Настает ноябрь с его штормами и снегопадами, и тогда старая яхта делается похожа на трухлявый дуб, покрытый свежей листвою. Морские брызги украшают такелаж гроздьями ледяных кристаллов — будто люстра в хрустальных подвесках; снег, точно вата меж оконными рамами, лежит на салинге, гафеле и гике, а черный корпус и палубу затягивает синеватая корочка льда. Бывало, густые черные тучи с медно-красной каймою закроют полнеба и воздух нальется снежным сумраком, и тогда сухопарый человечек у руля, в овчинном полушубке и шапке из тюленьей кожи, весь в снегу, словно тоже обретает толику величия и силы; кажется, будто, натягивая хрусткий залубеневший шкот, его худая рука в варежке властвует ветром, а другая рука сжимает румпель, направляет яхту по темно-зеленой воде, по льдинам, которые судно подминает под себя, и они скребутся о киль и всплывают за кормой, а руль приподнимается на своих крючьях и снова падает, сотрясая весь такелаж, откуда на палубу градом сыплются сосульки.
И тогда несколько часов, отдавая все силы схватке, досмотрщик живет — ради чего? Ради этой схватки! А когда добирается до маяка и смотритель потчует его чашкой кофе и водкой, он с удовольствием думает, что выдюжил.
— Собачья погода! — вот и все, что он способен сказать, так как давно перестал размышлять о бесцельности долгого рейса, который придет к концу, когда придет конец ему самому.
А отогревшись на маяке и вздремнув на полатях, он выходит на воздух, глядит по сторонам.
— Пожалуй, можно снова выйти в море! — говорит он матросам.
И они отчаливают.
ВТОРОЙ РАССКАЗ НАЧАЛЬНИКА КАРАНТИННОЙ СЛУЖБЫ
KARANTÄNMÄSTARNS ANDRA BERÄTTELSE (перевод C. Фридлянд)

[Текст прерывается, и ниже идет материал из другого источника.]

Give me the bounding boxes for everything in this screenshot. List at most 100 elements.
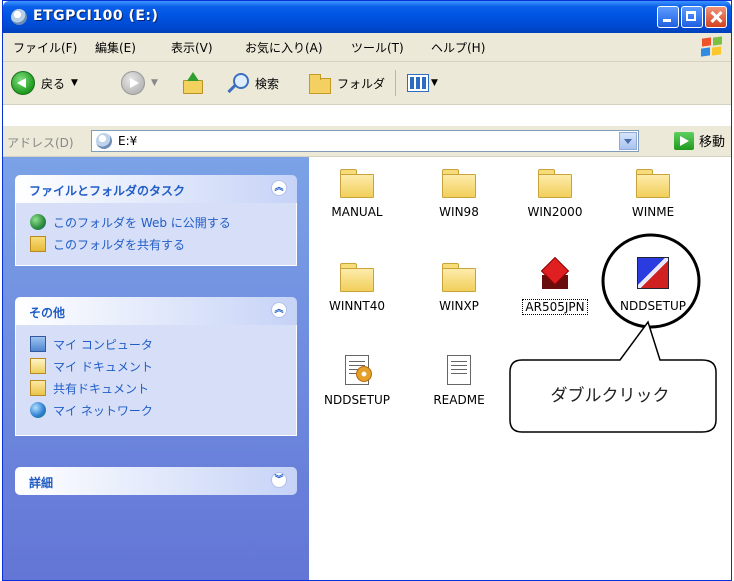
chevron-down-icon[interactable]: ▼ <box>431 78 438 88</box>
address-dropdown-button[interactable] <box>619 132 637 150</box>
back-button[interactable]: 戻る ▼ <box>11 69 78 97</box>
item-label: WINNT40 <box>329 299 385 313</box>
folders-label: フォルダ <box>337 76 386 91</box>
search-button[interactable]: 検索 <box>227 69 279 97</box>
menu-file[interactable]: ファイル(F) <box>13 39 77 56</box>
file-list: MANUAL WIN98 WIN2000 WINME WINNT40 WINXP… <box>309 157 731 580</box>
shared-folder-icon <box>30 236 46 252</box>
folder-item[interactable]: WIN98 <box>419 169 499 219</box>
link-my-documents[interactable]: マイ ドキュメント <box>16 355 296 377</box>
explorer-window: ETGPCI100 (E:) ファイル(F) 編集(E) 表示(V) お気に入り… <box>2 0 732 581</box>
folder-icon <box>340 263 374 292</box>
menu-favorites[interactable]: お気に入り(A) <box>245 39 323 56</box>
go-button[interactable]: 移動 <box>673 131 725 150</box>
search-label: 検索 <box>255 76 280 91</box>
toolbar: 戻る ▼ ▼ 検索 フォルダ ▼ <box>3 62 731 105</box>
chevron-down-icon[interactable]: ▼ <box>151 78 158 88</box>
menu-edit[interactable]: 編集(E) <box>95 39 136 56</box>
item-label: NDDSETUP <box>323 393 390 407</box>
folder-icon <box>538 169 572 198</box>
chevron-down-icon[interactable]: ▼ <box>71 78 78 88</box>
file-item[interactable]: README <box>419 355 499 407</box>
folder-item[interactable]: WINXP <box>419 263 499 313</box>
toolbar-separator <box>395 70 396 96</box>
item-label: AR505JPN <box>522 299 588 315</box>
window-title: ETGPCI100 (E:) <box>33 8 159 24</box>
forward-button[interactable]: ▼ <box>121 69 158 97</box>
task-publish-web[interactable]: このフォルダを Web に公開する <box>16 211 296 233</box>
item-label: WIN2000 <box>527 205 583 219</box>
folder-item[interactable]: MANUAL <box>317 169 397 219</box>
panel-title: ファイルとフォルダのタスク <box>29 184 186 198</box>
panel-other-places: その他 ︽ マイ コンピュータ マイ ドキュメント 共有ドキュメント マイ ネッ… <box>15 297 297 436</box>
folder-item[interactable]: WINNT40 <box>317 263 397 313</box>
expand-chevron-icon[interactable]: ︾ <box>271 472 287 488</box>
task-label: このフォルダを共有する <box>53 237 186 252</box>
task-label: マイ ドキュメント <box>53 359 153 374</box>
item-label: WINME <box>631 205 675 219</box>
task-share-folder[interactable]: このフォルダを共有する <box>16 233 296 255</box>
text-document-icon <box>447 355 471 385</box>
panel-body: マイ コンピュータ マイ ドキュメント 共有ドキュメント マイ ネットワーク <box>15 325 297 436</box>
item-label: MANUAL <box>331 205 383 219</box>
link-my-network[interactable]: マイ ネットワーク <box>16 399 296 421</box>
go-label: 移動 <box>698 135 725 150</box>
close-button[interactable] <box>705 6 727 28</box>
panel-header[interactable]: 詳細 ︾ <box>15 467 297 495</box>
panel-header[interactable]: その他 ︽ <box>15 297 297 325</box>
drive-icon <box>96 133 112 149</box>
folder-icon <box>636 169 670 198</box>
folder-item[interactable]: WINME <box>613 169 693 219</box>
documents-folder-icon <box>30 358 46 374</box>
network-icon <box>30 402 46 418</box>
address-bar: アドレス(D) E:¥ 移動 <box>3 126 731 157</box>
link-shared-documents[interactable]: 共有ドキュメント <box>16 377 296 399</box>
search-icon <box>227 72 249 94</box>
task-label: マイ コンピュータ <box>53 337 153 352</box>
item-label: WIN98 <box>439 205 479 219</box>
file-item[interactable]: NDDSETUP <box>317 355 397 407</box>
maximize-button[interactable] <box>681 6 703 28</box>
folder-item[interactable]: WIN2000 <box>515 169 595 219</box>
windows-logo-icon <box>701 36 725 58</box>
menu-bar: ファイル(F) 編集(E) 表示(V) お気に入り(A) ツール(T) ヘルプ(… <box>3 33 731 62</box>
back-arrow-icon <box>11 71 35 95</box>
callout-label: ダブルクリック <box>550 386 670 406</box>
globe-icon <box>30 214 46 230</box>
folder-icon <box>442 169 476 198</box>
computer-icon <box>30 336 46 352</box>
item-label: NDDSETUP <box>619 299 686 313</box>
folder-icon <box>442 263 476 292</box>
panel-header[interactable]: ファイルとフォルダのタスク ︽ <box>15 175 297 203</box>
menu-view[interactable]: 表示(V) <box>171 39 213 56</box>
views-icon <box>407 74 429 92</box>
task-label: 共有ドキュメント <box>53 381 150 396</box>
task-label: このフォルダを Web に公開する <box>53 215 231 230</box>
address-input[interactable]: E:¥ <box>91 130 639 152</box>
title-bar[interactable]: ETGPCI100 (E:) <box>3 1 731 33</box>
folders-icon <box>307 72 331 94</box>
panel-title: 詳細 <box>29 476 54 490</box>
file-item[interactable]: NDDSETUP <box>613 257 693 313</box>
shared-documents-icon <box>30 380 46 396</box>
collapse-chevron-icon[interactable]: ︽ <box>271 302 287 318</box>
task-pane: ファイルとフォルダのタスク ︽ このフォルダを Web に公開する このフォルダ… <box>3 157 309 580</box>
setup-app-icon <box>637 257 669 289</box>
file-item[interactable]: AR505JPN <box>515 261 595 315</box>
up-button[interactable] <box>181 69 203 97</box>
panel-details: 詳細 ︾ <box>15 467 297 495</box>
minimize-button[interactable] <box>657 6 679 28</box>
folders-button[interactable]: フォルダ <box>307 69 385 97</box>
address-label: アドレス(D) <box>7 136 74 150</box>
collapse-chevron-icon[interactable]: ︽ <box>271 180 287 196</box>
item-label: WINXP <box>439 299 479 313</box>
item-label: README <box>433 393 485 407</box>
address-value: E:¥ <box>118 134 138 148</box>
link-my-computer[interactable]: マイ コンピュータ <box>16 333 296 355</box>
back-label: 戻る <box>41 76 66 91</box>
panel-body: このフォルダを Web に公開する このフォルダを共有する <box>15 203 297 266</box>
views-button[interactable]: ▼ <box>407 69 438 97</box>
menu-tools[interactable]: ツール(T) <box>351 39 404 56</box>
menu-help[interactable]: ヘルプ(H) <box>431 39 485 56</box>
panel-title: その他 <box>29 306 66 320</box>
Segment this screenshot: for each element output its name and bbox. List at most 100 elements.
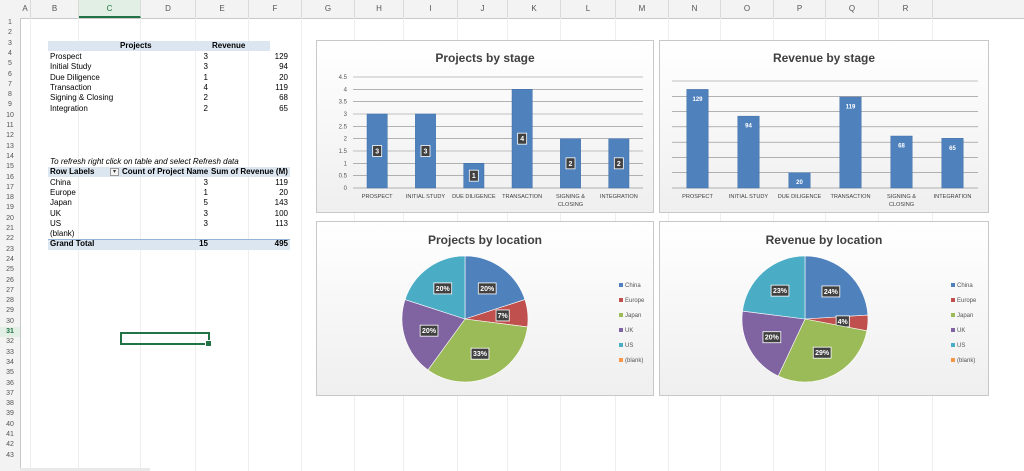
row-header-19[interactable]: 19 [0, 203, 20, 213]
pivot-row-label[interactable]: China [50, 178, 71, 188]
row-header-27[interactable]: 27 [0, 286, 20, 296]
stage-label[interactable]: Transaction [50, 83, 92, 93]
row-header-8[interactable]: 8 [0, 90, 20, 100]
row-header-9[interactable]: 9 [0, 100, 20, 110]
stage-table-header-revenue[interactable]: Revenue [212, 41, 245, 51]
row-header-26[interactable]: 26 [0, 276, 20, 286]
stage-label[interactable]: Integration [50, 104, 88, 114]
row-header-12[interactable]: 12 [0, 131, 20, 141]
pivot-row-label[interactable]: US [50, 219, 61, 229]
pivot-header-count[interactable]: Count of Project Name [122, 167, 208, 177]
row-header-28[interactable]: 28 [0, 296, 20, 306]
pivot-row-count[interactable]: 3 [170, 219, 208, 229]
row-header-6[interactable]: 6 [0, 70, 20, 80]
pivot-header-sum[interactable]: Sum of Revenue (M) [211, 167, 288, 177]
pivot-row-sum[interactable]: 113 [250, 219, 288, 229]
column-header-l[interactable]: L [561, 0, 616, 18]
pivot-total-label[interactable]: Grand Total [50, 239, 94, 249]
stage-project-count[interactable]: 3 [170, 52, 208, 62]
pivot-row-label[interactable]: (blank) [50, 229, 74, 239]
pivot-header-row-labels[interactable]: Row Labels [50, 167, 94, 177]
stage-revenue[interactable]: 65 [250, 104, 288, 114]
pivot-row-count[interactable]: 5 [170, 198, 208, 208]
row-header-23[interactable]: 23 [0, 245, 20, 255]
projects-by-stage-chart[interactable]: Projects by stage 0 0.5 1 1.5 2 2.5 3 3.5 4 4.5 3 P… [316, 40, 654, 213]
column-header-i[interactable]: I [404, 0, 458, 18]
column-header-n[interactable]: N [669, 0, 721, 18]
column-header-m[interactable]: M [616, 0, 669, 18]
column-header-d[interactable]: D [141, 0, 196, 18]
stage-project-count[interactable]: 3 [170, 62, 208, 72]
stage-label[interactable]: Signing & Closing [50, 93, 113, 103]
row-header-30[interactable]: 30 [0, 317, 20, 327]
row-header-2[interactable]: 2 [0, 28, 20, 38]
row-header-15[interactable]: 15 [0, 162, 20, 172]
column-header-q[interactable]: Q [826, 0, 879, 18]
column-header-k[interactable]: K [508, 0, 561, 18]
stage-table-header-projects[interactable]: Projects [120, 41, 152, 51]
pivot-row-count[interactable]: 3 [170, 178, 208, 188]
column-header-b[interactable]: B [31, 0, 79, 18]
pivot-row-sum[interactable]: 143 [250, 198, 288, 208]
row-header-3[interactable]: 3 [0, 39, 20, 49]
active-cell-c31[interactable] [120, 332, 212, 347]
row-header-20[interactable]: 20 [0, 214, 20, 224]
stage-revenue[interactable]: 68 [250, 93, 288, 103]
row-header-36[interactable]: 36 [0, 379, 20, 389]
row-header-31[interactable]: 31 [0, 327, 20, 337]
revenue-by-location-chart[interactable]: Revenue by location 24% 4% 29% 20% 23% China E… [659, 221, 989, 396]
row-header-5[interactable]: 5 [0, 59, 20, 69]
pivot-total-sum[interactable]: 495 [250, 239, 288, 249]
stage-label[interactable]: Initial Study [50, 62, 91, 72]
refresh-note[interactable]: To refresh right click on table and sele… [50, 157, 239, 167]
row-header-29[interactable]: 29 [0, 306, 20, 316]
row-labels-filter-button[interactable]: ▾ [110, 168, 119, 176]
stage-revenue[interactable]: 129 [250, 52, 288, 62]
row-header-1[interactable]: 1 [0, 18, 20, 28]
row-header-13[interactable]: 13 [0, 142, 20, 152]
row-header-18[interactable]: 18 [0, 193, 20, 203]
column-header-f[interactable]: F [249, 0, 302, 18]
row-header-40[interactable]: 40 [0, 420, 20, 430]
row-header-24[interactable]: 24 [0, 255, 20, 265]
row-header-14[interactable]: 14 [0, 152, 20, 162]
pivot-row-sum[interactable]: 20 [250, 188, 288, 198]
revenue-by-stage-chart[interactable]: Revenue by stage 129 PROSPECT 94 INITIAL ST… [659, 40, 989, 213]
row-header-32[interactable]: 32 [0, 337, 20, 347]
stage-project-count[interactable]: 2 [170, 93, 208, 103]
projects-by-location-chart[interactable]: Projects by location 20% 7% 33% 20% 20% China… [316, 221, 654, 396]
row-header-11[interactable]: 11 [0, 121, 20, 131]
row-header-37[interactable]: 37 [0, 389, 20, 399]
pivot-row-label[interactable]: Japan [50, 198, 72, 208]
pivot-row-count[interactable]: 1 [170, 188, 208, 198]
column-header-c[interactable]: C [79, 0, 141, 18]
column-header-p[interactable]: P [774, 0, 826, 18]
column-header-j[interactable]: J [458, 0, 508, 18]
column-header-a[interactable]: A [20, 0, 31, 18]
pivot-row-count[interactable]: 3 [170, 209, 208, 219]
stage-revenue[interactable]: 94 [250, 62, 288, 72]
row-header-43[interactable]: 43 [0, 451, 20, 461]
row-header-22[interactable]: 22 [0, 234, 20, 244]
stage-revenue[interactable]: 20 [250, 73, 288, 83]
column-header-e[interactable]: E [196, 0, 249, 18]
row-header-33[interactable]: 33 [0, 348, 20, 358]
column-header-o[interactable]: O [721, 0, 774, 18]
row-header-10[interactable]: 10 [0, 111, 20, 121]
stage-project-count[interactable]: 1 [170, 73, 208, 83]
stage-revenue[interactable]: 119 [250, 83, 288, 93]
column-header-g[interactable]: G [302, 0, 355, 18]
row-header-42[interactable]: 42 [0, 440, 20, 450]
row-header-38[interactable]: 38 [0, 399, 20, 409]
column-header-r[interactable]: R [879, 0, 933, 18]
row-header-17[interactable]: 17 [0, 183, 20, 193]
stage-project-count[interactable]: 4 [170, 83, 208, 93]
row-header-16[interactable]: 16 [0, 173, 20, 183]
column-header-h[interactable]: H [355, 0, 404, 18]
pivot-total-count[interactable]: 15 [170, 239, 208, 249]
pivot-row-label[interactable]: Europe [50, 188, 76, 198]
stage-project-count[interactable]: 2 [170, 104, 208, 114]
pivot-row-label[interactable]: UK [50, 209, 61, 219]
row-header-41[interactable]: 41 [0, 430, 20, 440]
row-header-34[interactable]: 34 [0, 358, 20, 368]
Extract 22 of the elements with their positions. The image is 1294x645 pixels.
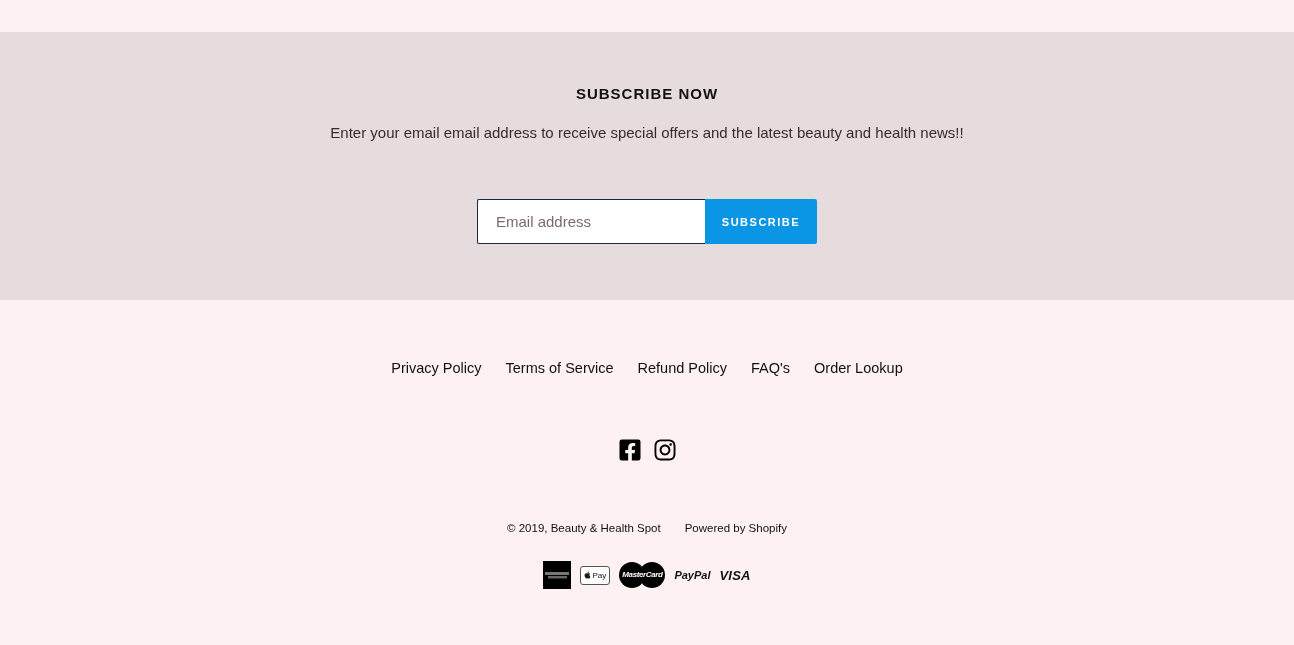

Он покинул родную Христианию с чувством глубокой досады, поскольку люди проявили к нему жесточайшую несправедливость. Достигнув сорока лет, он написал лучшую из всех современных драм, он нашел новую форму, он наполнил ее новым содержанием, отвечавшим чаяниям молодого поколения. Но старики еще были живы, и публика, актеры да и критика почувствовали, что их идеалы блекнут, что с крушением идеалов рухнут и они сами, ибо едва в искусстве утвердится новое направление, следовать которому они не сумеют, их в самом непродолжительном времени провозгласят устаревшими. Его шедевр обзывали дурацким, освистывали, ему советовали вернуться в Америку, где он уже побывал, оставив там брошенную жену.
Однако вместо того, чтобы вернуться в Америку, он взял да и уехал в Копенгаген, где обрел пристанище на Виммельскафтет и свел дружбу с эмигрантами из Швеции и Финляндии.
После нескольких месяцев ожидания он смог пристроить свою драму в один из копенгагенских театров, имел успех и тем самым как бы получил своего рода сатисфакцию.
Он, полагавший, будто уже свел все счеты с жизнью, начал вдруг пробуждаться и поглядывать по сторонам. Но свое возвращение к жизни он совершил с глухим смирением, почти с фатализмом, каковой отразился и в его излюбленном речении: «Готов ко всему!»
* * *
Меж тем результат успеха его пьесы начал сказываться и в приглашениях со стороны местных писателей, а однажды вечером он отправился с визитом к одному весьма значительному литератору. У которого любили собираться восходящие звезды искусства и литературы. Блестящий ужин затянулся, однако ж некоторые стулья так и остались незаняты, поскольку предполагалось, что после закрытия театра поднабежит еще несколько гостей. В половине одиннадцатого за столом возникло оживление, ибо ожидаемые, а именно три дамы и два кавалера, все как один незнакомые норвежскому гостю, действительно пришли. Впрочем, одна из дам поздоровалась с ним и протянула руку как старому знакомому. Он тотчас шепотом осведомился у хозяйки, кто это такая.